Entretanto há um aspeto marcante aqui na minha vida, dos jovens da minha geração. Foram as eleições de 1969. Que a oposição democrática aproveitou, porque tinha havido o 2º congresso de Aveiro, para desenvolver uma grande campanha de massas. Desenvolver, reunir os homens, as mulheres, nas empresas. Fazer grande campanha, fazer comícios, inscrever as pessoas nos cadernos de recenseamento. Tudo aquilo foi uma grande chapelada, mas foi uma grande campanha de esclarecimento. Logo a seguir a essas eleições começou a repressão, nos fins de [19]69, 70.

Depois há outras coisas marcantes a seguir - em 1970 matam o Eduardo Mondlane, dirigente da FRELIMO [Frente de Libertação de Moçambique]. A seguir matam o Amílcar Cabral, que era uma coisa que nós falávamos muito entre nós, jovens, porque o Amílcar Cabral dizia: «A luta é comum.

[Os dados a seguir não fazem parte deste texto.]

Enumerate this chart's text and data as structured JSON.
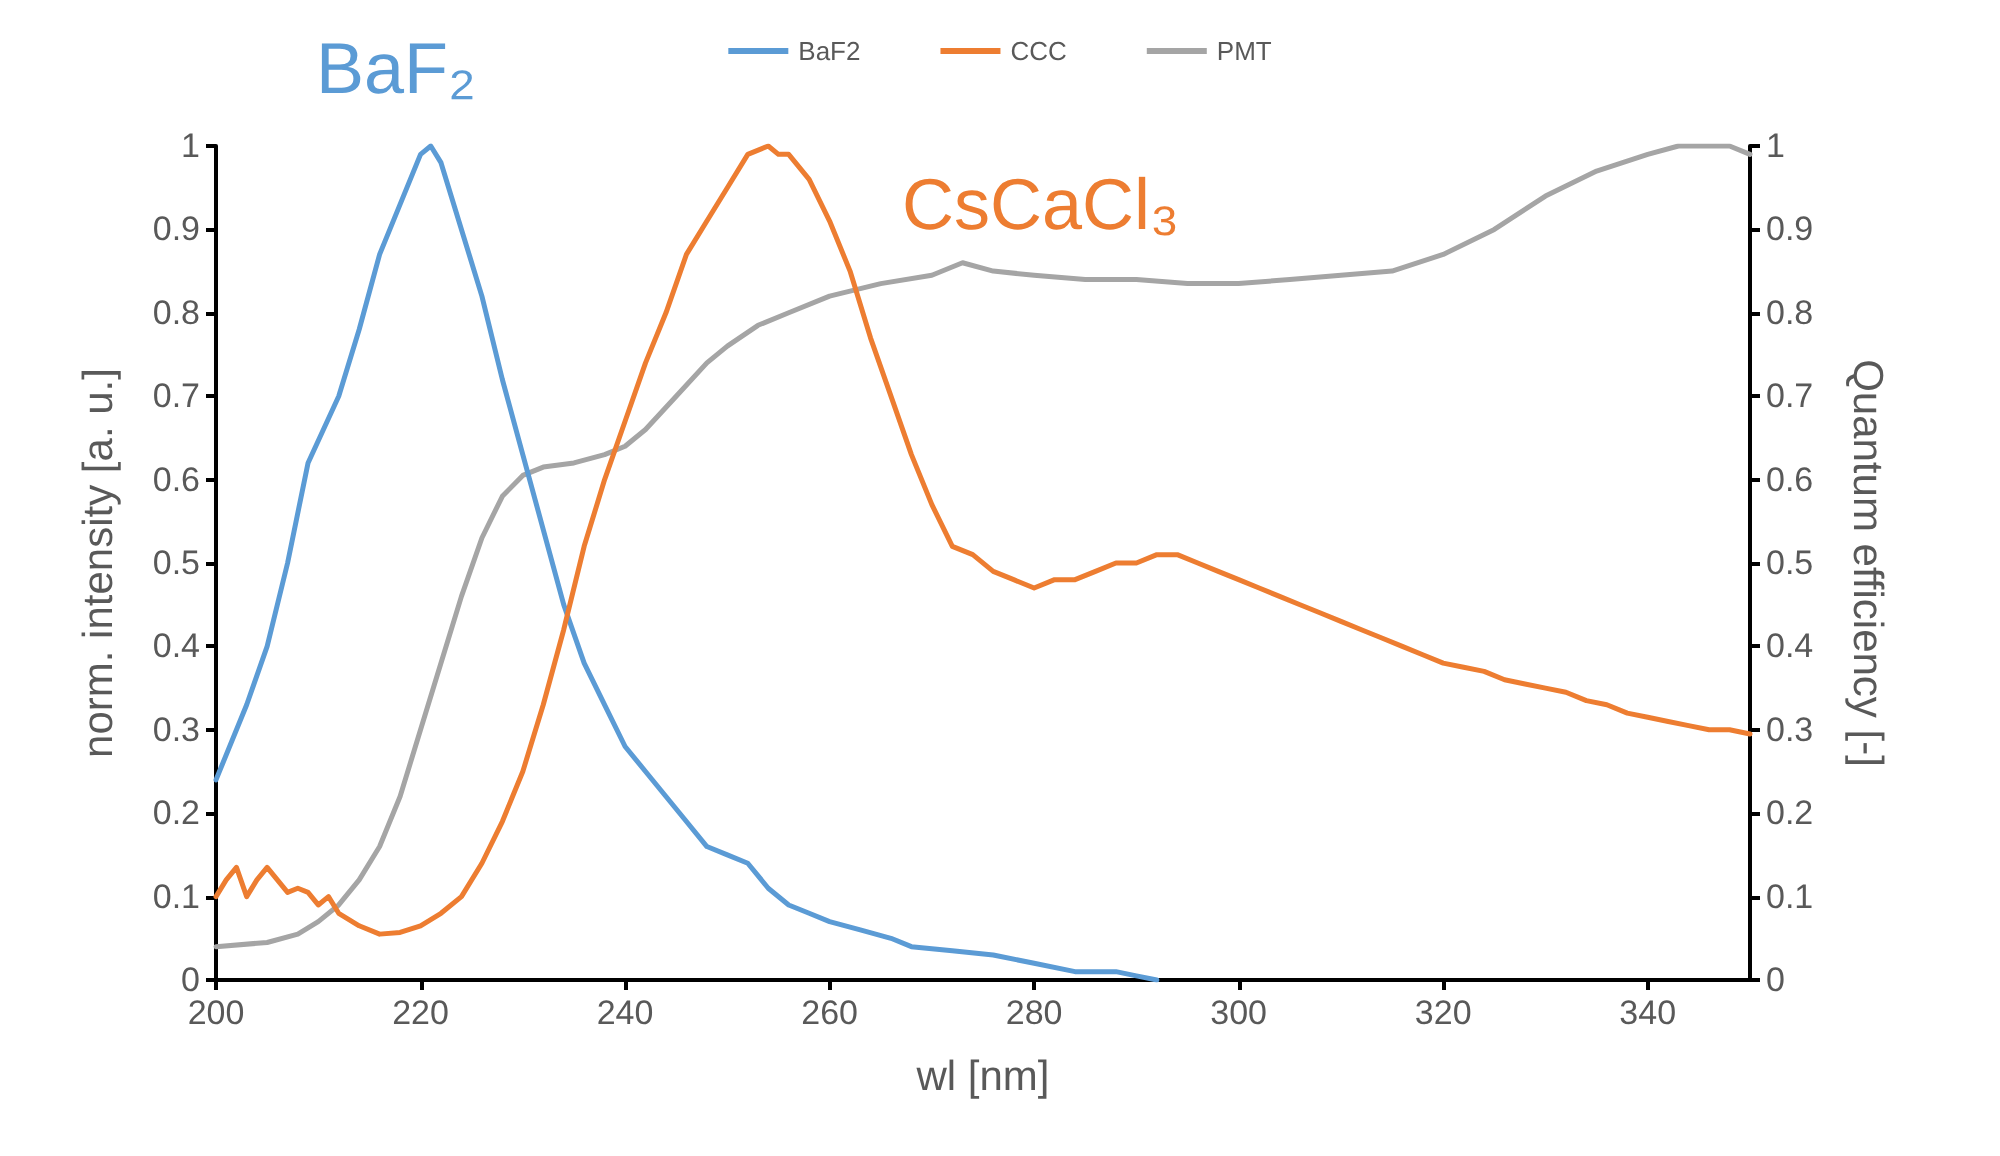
{
  "chart_data": {
    "type": "line",
    "xlabel": "wl [nm]",
    "ylabel": "norm. intensity [a. u.]",
    "y2label": "Quantum efficiency [-]",
    "xlim": [
      200,
      350
    ],
    "xticks": [
      200,
      220,
      240,
      260,
      280,
      300,
      320,
      340
    ],
    "ylim": [
      0,
      1
    ],
    "yticks": [
      0,
      0.1,
      0.2,
      0.3,
      0.4,
      0.5,
      0.6,
      0.7,
      0.8,
      0.9,
      1
    ],
    "y2lim": [
      0,
      1
    ],
    "y2ticks": [
      0,
      0.1,
      0.2,
      0.3,
      0.4,
      0.5,
      0.6,
      0.7,
      0.8,
      0.9,
      1
    ],
    "grid": false,
    "legend": "top",
    "marker": "none",
    "annotations": [
      "BaF₂",
      "CsCaCl₃"
    ],
    "series": [
      {
        "name": "BaF2",
        "color": "#5b9bd5",
        "x": [
          200,
          203,
          205,
          207,
          209,
          212,
          214,
          216,
          218,
          220,
          221,
          222,
          224,
          226,
          228,
          230,
          232,
          234,
          236,
          238,
          240,
          242,
          244,
          246,
          248,
          250,
          252,
          254,
          256,
          258,
          260,
          263,
          266,
          268,
          272,
          276,
          280,
          284,
          288,
          290,
          292
        ],
        "values": [
          0.24,
          0.33,
          0.4,
          0.5,
          0.62,
          0.7,
          0.78,
          0.87,
          0.93,
          0.99,
          1,
          0.98,
          0.9,
          0.82,
          0.72,
          0.63,
          0.54,
          0.45,
          0.38,
          0.33,
          0.28,
          0.25,
          0.22,
          0.19,
          0.16,
          0.15,
          0.14,
          0.11,
          0.09,
          0.08,
          0.07,
          0.06,
          0.05,
          0.04,
          0.035,
          0.03,
          0.02,
          0.01,
          0.01,
          0.005,
          0
        ]
      },
      {
        "name": "CCC",
        "color": "#ed7d31",
        "x": [
          200,
          201,
          202,
          203,
          204,
          205,
          206,
          207,
          208,
          209,
          210,
          211,
          212,
          214,
          216,
          218,
          220,
          222,
          224,
          226,
          228,
          230,
          232,
          234,
          236,
          238,
          240,
          242,
          244,
          246,
          248,
          250,
          252,
          254,
          255,
          256,
          258,
          260,
          262,
          264,
          266,
          268,
          270,
          272,
          274,
          276,
          278,
          280,
          282,
          284,
          286,
          288,
          290,
          292,
          294,
          296,
          298,
          300,
          302,
          304,
          306,
          308,
          310,
          312,
          314,
          316,
          318,
          320,
          322,
          324,
          326,
          328,
          330,
          332,
          334,
          336,
          338,
          340,
          342,
          344,
          346,
          348,
          350
        ],
        "values": [
          0.1,
          0.12,
          0.135,
          0.1,
          0.12,
          0.135,
          0.12,
          0.105,
          0.11,
          0.105,
          0.09,
          0.1,
          0.08,
          0.065,
          0.055,
          0.057,
          0.065,
          0.08,
          0.1,
          0.14,
          0.19,
          0.25,
          0.33,
          0.42,
          0.52,
          0.6,
          0.67,
          0.74,
          0.8,
          0.87,
          0.91,
          0.95,
          0.99,
          1,
          0.99,
          0.99,
          0.96,
          0.91,
          0.85,
          0.77,
          0.7,
          0.63,
          0.57,
          0.52,
          0.51,
          0.49,
          0.48,
          0.47,
          0.48,
          0.48,
          0.49,
          0.5,
          0.5,
          0.51,
          0.51,
          0.5,
          0.49,
          0.48,
          0.47,
          0.46,
          0.45,
          0.44,
          0.43,
          0.42,
          0.41,
          0.4,
          0.39,
          0.38,
          0.375,
          0.37,
          0.36,
          0.355,
          0.35,
          0.345,
          0.335,
          0.33,
          0.32,
          0.315,
          0.31,
          0.305,
          0.3,
          0.3,
          0.295
        ]
      },
      {
        "name": "PMT",
        "color": "#a5a5a5",
        "axis": "y2",
        "x": [
          200,
          205,
          208,
          210,
          212,
          214,
          216,
          218,
          220,
          222,
          224,
          226,
          228,
          230,
          232,
          235,
          238,
          240,
          242,
          245,
          248,
          250,
          253,
          256,
          260,
          265,
          270,
          273,
          276,
          280,
          285,
          290,
          295,
          300,
          305,
          310,
          315,
          320,
          325,
          330,
          335,
          340,
          343,
          348,
          350
        ],
        "values": [
          0.04,
          0.045,
          0.055,
          0.07,
          0.09,
          0.12,
          0.16,
          0.22,
          0.3,
          0.38,
          0.46,
          0.53,
          0.58,
          0.605,
          0.615,
          0.62,
          0.63,
          0.64,
          0.66,
          0.7,
          0.74,
          0.76,
          0.785,
          0.8,
          0.82,
          0.835,
          0.845,
          0.86,
          0.85,
          0.845,
          0.84,
          0.84,
          0.835,
          0.835,
          0.84,
          0.845,
          0.85,
          0.87,
          0.9,
          0.94,
          0.97,
          0.99,
          1,
          1,
          0.99
        ]
      }
    ]
  }
}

É dos portugueses e nós, africanos. O nosso inimigo é o fascismo». Era uma referência cultural da oposição e isso tocou-nos muito. Nessa altura a luta já era muito grande.

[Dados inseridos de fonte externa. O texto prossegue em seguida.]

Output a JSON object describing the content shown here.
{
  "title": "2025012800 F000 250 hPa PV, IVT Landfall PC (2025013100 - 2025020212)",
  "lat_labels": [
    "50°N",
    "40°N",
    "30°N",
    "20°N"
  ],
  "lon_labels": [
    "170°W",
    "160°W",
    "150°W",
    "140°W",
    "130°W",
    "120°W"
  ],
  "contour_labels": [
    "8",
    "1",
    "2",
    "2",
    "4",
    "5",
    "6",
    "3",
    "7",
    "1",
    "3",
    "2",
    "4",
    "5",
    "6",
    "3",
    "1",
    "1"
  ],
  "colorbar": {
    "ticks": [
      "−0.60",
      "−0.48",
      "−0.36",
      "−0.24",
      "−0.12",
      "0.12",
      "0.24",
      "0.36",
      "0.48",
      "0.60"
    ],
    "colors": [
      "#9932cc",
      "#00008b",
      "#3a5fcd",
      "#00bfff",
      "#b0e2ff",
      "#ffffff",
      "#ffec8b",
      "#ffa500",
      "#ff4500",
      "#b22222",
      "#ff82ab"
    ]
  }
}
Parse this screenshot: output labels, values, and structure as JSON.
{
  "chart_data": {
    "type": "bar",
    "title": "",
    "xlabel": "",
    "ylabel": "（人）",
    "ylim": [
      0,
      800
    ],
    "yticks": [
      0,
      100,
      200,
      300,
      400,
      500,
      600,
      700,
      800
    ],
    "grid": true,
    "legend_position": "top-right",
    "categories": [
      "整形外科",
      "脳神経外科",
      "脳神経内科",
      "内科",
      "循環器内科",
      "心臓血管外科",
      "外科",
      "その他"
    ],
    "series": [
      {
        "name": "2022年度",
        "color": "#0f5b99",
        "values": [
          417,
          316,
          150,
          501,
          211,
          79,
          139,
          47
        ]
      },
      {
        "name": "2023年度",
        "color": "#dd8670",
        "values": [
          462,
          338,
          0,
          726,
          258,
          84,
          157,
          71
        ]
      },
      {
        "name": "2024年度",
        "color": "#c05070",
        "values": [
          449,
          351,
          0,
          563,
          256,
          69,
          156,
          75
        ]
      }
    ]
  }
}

Já nos anos 70 há uma coisa que pouca gente sabe, a fuga de Caxias. Foi muito importante, libertou um conjunto de pessoas que já eram quadros preparados, pessoas que tinham passado algumas vezes pela cadeia, pessoas bem formadas. Coincidiu também com a grande fuga de Peniche, foi para aí cerca de 20 quadros do Partido Comunista. Foram muito importantes.

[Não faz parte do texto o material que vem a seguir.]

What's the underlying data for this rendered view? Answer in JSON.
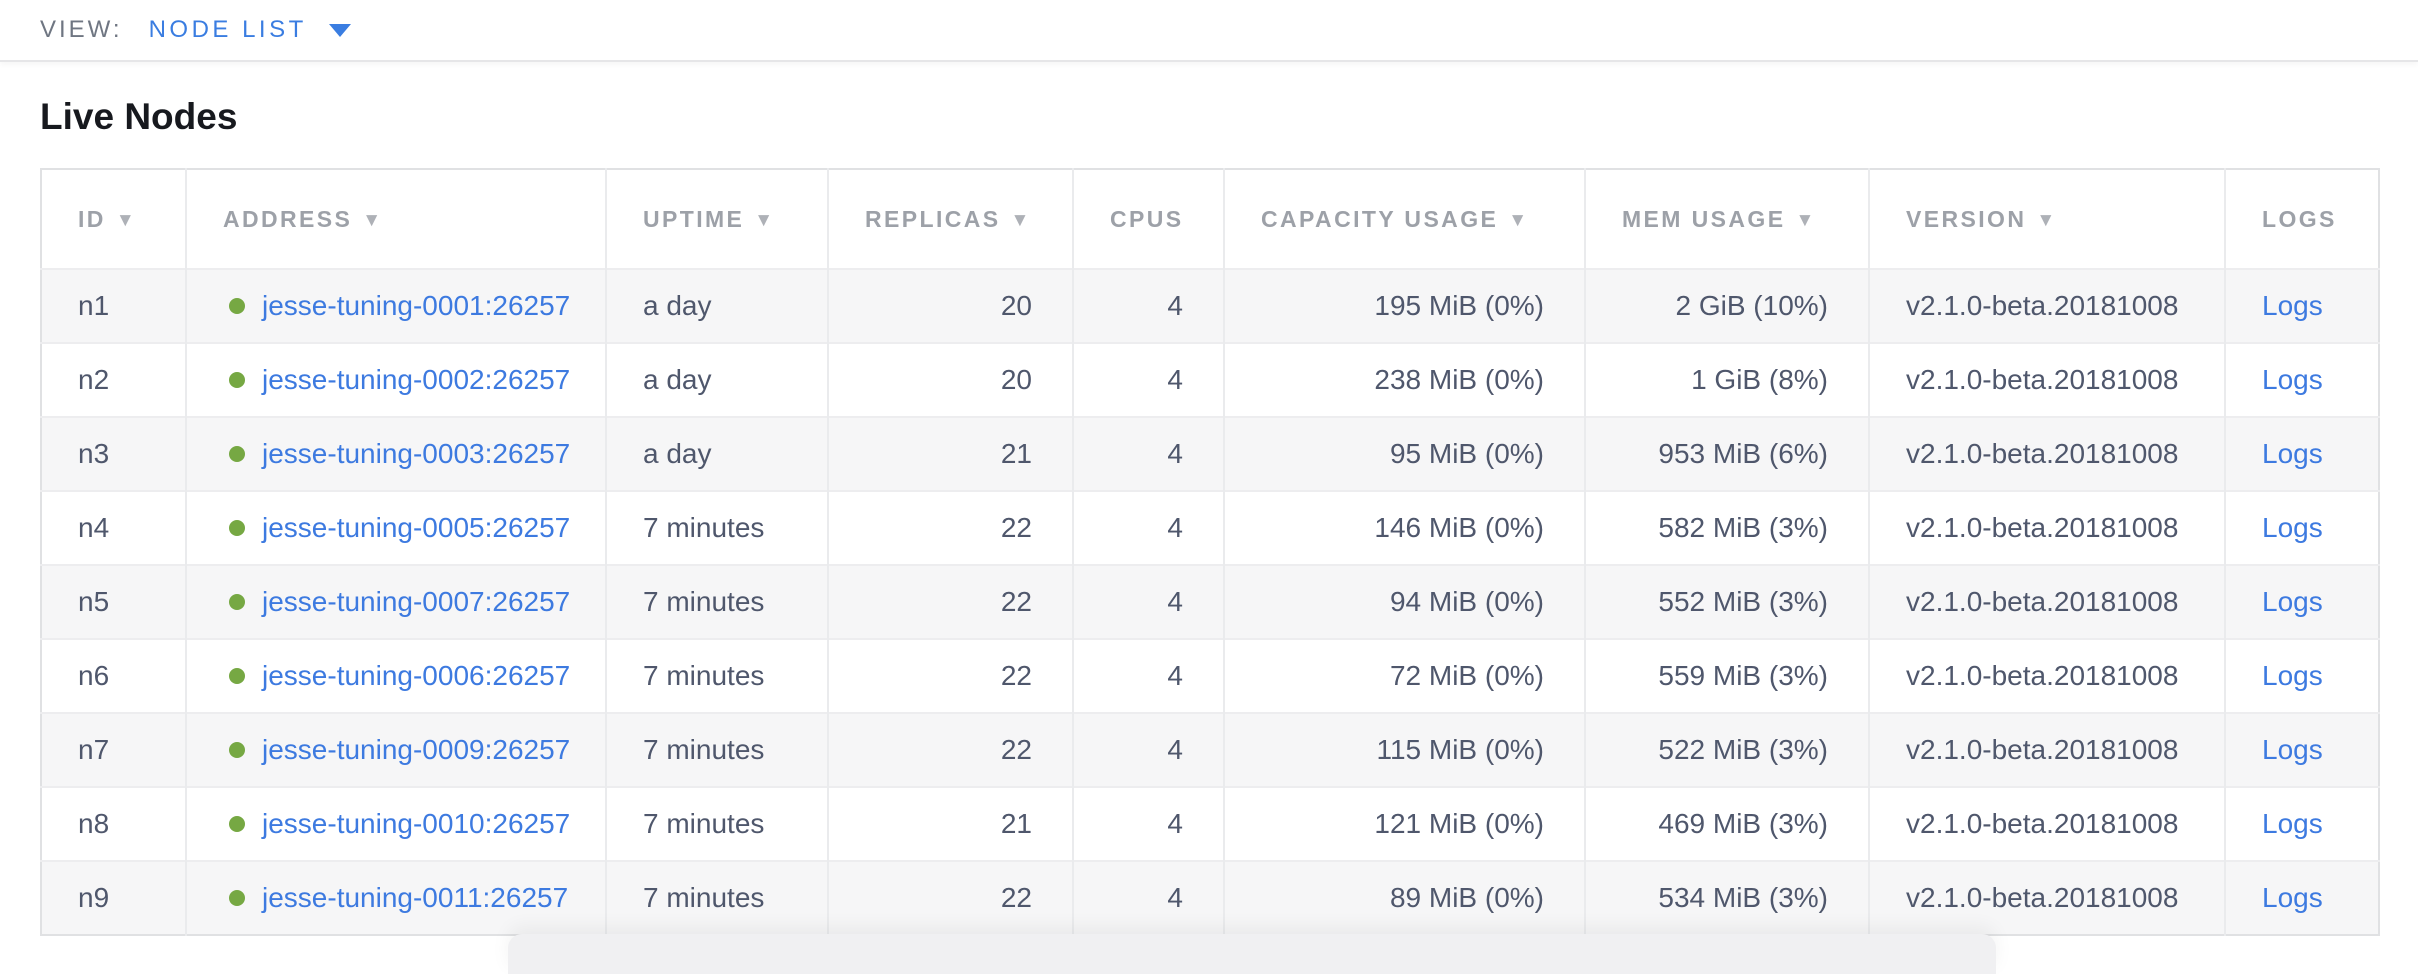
{
  "topbar": {
    "view_label": "VIEW:",
    "view_value": "NODE LIST"
  },
  "page": {
    "title": "Live Nodes"
  },
  "table": {
    "sort_arrow": "▼",
    "columns": [
      {
        "key": "id",
        "label": "ID",
        "sortable": true
      },
      {
        "key": "address",
        "label": "ADDRESS",
        "sortable": true
      },
      {
        "key": "uptime",
        "label": "UPTIME",
        "sortable": true
      },
      {
        "key": "replicas",
        "label": "REPLICAS",
        "sortable": true
      },
      {
        "key": "cpus",
        "label": "CPUS",
        "sortable": false
      },
      {
        "key": "capacity",
        "label": "CAPACITY USAGE",
        "sortable": true
      },
      {
        "key": "mem",
        "label": "MEM USAGE",
        "sortable": true
      },
      {
        "key": "version",
        "label": "VERSION",
        "sortable": true
      },
      {
        "key": "logs",
        "label": "LOGS",
        "sortable": false
      }
    ],
    "rows": [
      {
        "id": "n1",
        "status": "live",
        "address": "jesse-tuning-0001:26257",
        "uptime": "a day",
        "replicas": "20",
        "cpus": "4",
        "capacity": "195 MiB (0%)",
        "mem": "2 GiB (10%)",
        "version": "v2.1.0-beta.20181008",
        "logs_label": "Logs"
      },
      {
        "id": "n2",
        "status": "live",
        "address": "jesse-tuning-0002:26257",
        "uptime": "a day",
        "replicas": "20",
        "cpus": "4",
        "capacity": "238 MiB (0%)",
        "mem": "1 GiB (8%)",
        "version": "v2.1.0-beta.20181008",
        "logs_label": "Logs"
      },
      {
        "id": "n3",
        "status": "live",
        "address": "jesse-tuning-0003:26257",
        "uptime": "a day",
        "replicas": "21",
        "cpus": "4",
        "capacity": "95 MiB (0%)",
        "mem": "953 MiB (6%)",
        "version": "v2.1.0-beta.20181008",
        "logs_label": "Logs"
      },
      {
        "id": "n4",
        "status": "live",
        "address": "jesse-tuning-0005:26257",
        "uptime": "7 minutes",
        "replicas": "22",
        "cpus": "4",
        "capacity": "146 MiB (0%)",
        "mem": "582 MiB (3%)",
        "version": "v2.1.0-beta.20181008",
        "logs_label": "Logs"
      },
      {
        "id": "n5",
        "status": "live",
        "address": "jesse-tuning-0007:26257",
        "uptime": "7 minutes",
        "replicas": "22",
        "cpus": "4",
        "capacity": "94 MiB (0%)",
        "mem": "552 MiB (3%)",
        "version": "v2.1.0-beta.20181008",
        "logs_label": "Logs"
      },
      {
        "id": "n6",
        "status": "live",
        "address": "jesse-tuning-0006:26257",
        "uptime": "7 minutes",
        "replicas": "22",
        "cpus": "4",
        "capacity": "72 MiB (0%)",
        "mem": "559 MiB (3%)",
        "version": "v2.1.0-beta.20181008",
        "logs_label": "Logs"
      },
      {
        "id": "n7",
        "status": "live",
        "address": "jesse-tuning-0009:26257",
        "uptime": "7 minutes",
        "replicas": "22",
        "cpus": "4",
        "capacity": "115 MiB (0%)",
        "mem": "522 MiB (3%)",
        "version": "v2.1.0-beta.20181008",
        "logs_label": "Logs"
      },
      {
        "id": "n8",
        "status": "live",
        "address": "jesse-tuning-0010:26257",
        "uptime": "7 minutes",
        "replicas": "21",
        "cpus": "4",
        "capacity": "121 MiB (0%)",
        "mem": "469 MiB (3%)",
        "version": "v2.1.0-beta.20181008",
        "logs_label": "Logs"
      },
      {
        "id": "n9",
        "status": "live",
        "address": "jesse-tuning-0011:26257",
        "uptime": "7 minutes",
        "replicas": "22",
        "cpus": "4",
        "capacity": "89 MiB (0%)",
        "mem": "534 MiB (3%)",
        "version": "v2.1.0-beta.20181008",
        "logs_label": "Logs"
      }
    ]
  },
  "colors": {
    "accent_blue": "#3d7ae0",
    "live_dot_green": "#76a843",
    "cell_text": "#4f576c",
    "header_text": "#9da1a8",
    "muted_label": "#6f7682",
    "row_stripe": "#f6f6f7"
  },
  "icons": {
    "view_caret": "chevron-down",
    "node_status": "green-circle",
    "sort": "triangle-down"
  }
}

Esta gente juntou-se num 5º Congresso, creio que nos anos [19]65, 66 e definiu rumo à vitória. Aliás, até existe um livro de Álvaro Cunhal que se chama Rumo à Vitória. E disseram: «O governo não cede, o fascismo não cede, nós temos de desenvolver a luta dos jovens trabalhadores, dos jovens estudantes, das mulheres, dos sindicalistas, nas empresas, até nos quarteis». O movimento intelectual, movimento dos escritores, o movimento dos professores, o movimento de solidariedade com os presos. Mesmo no estrangeiro, jovens que tinham emigrado, a criar comissões de solidariedade, denunciando. Houve mais rádios a transmitir diretamente para Portugal. Isto foi tudo muito forte. Também o apoio aos movimentos de libertação, conjugando estas lutas. Não é por acaso que nasce a CGTP [Confederação Geral dos Trabalhadores Portugueses] em 1970, nasce o Movimento Democrático das Mulheres, o Movimento dos Jovens Trabalhadores. Sobretudo os jovens estudantes têm uma força incrível, desde 1962, os jovens estudantes, logo no início do ano escolar, avançam para lutas tremendas. Param tudo, param as universidades. Os comunistas são submetidos, o governo aparece com os gorilas, com cães e com os polícias, tudo isso como aconteceu em muito sítio.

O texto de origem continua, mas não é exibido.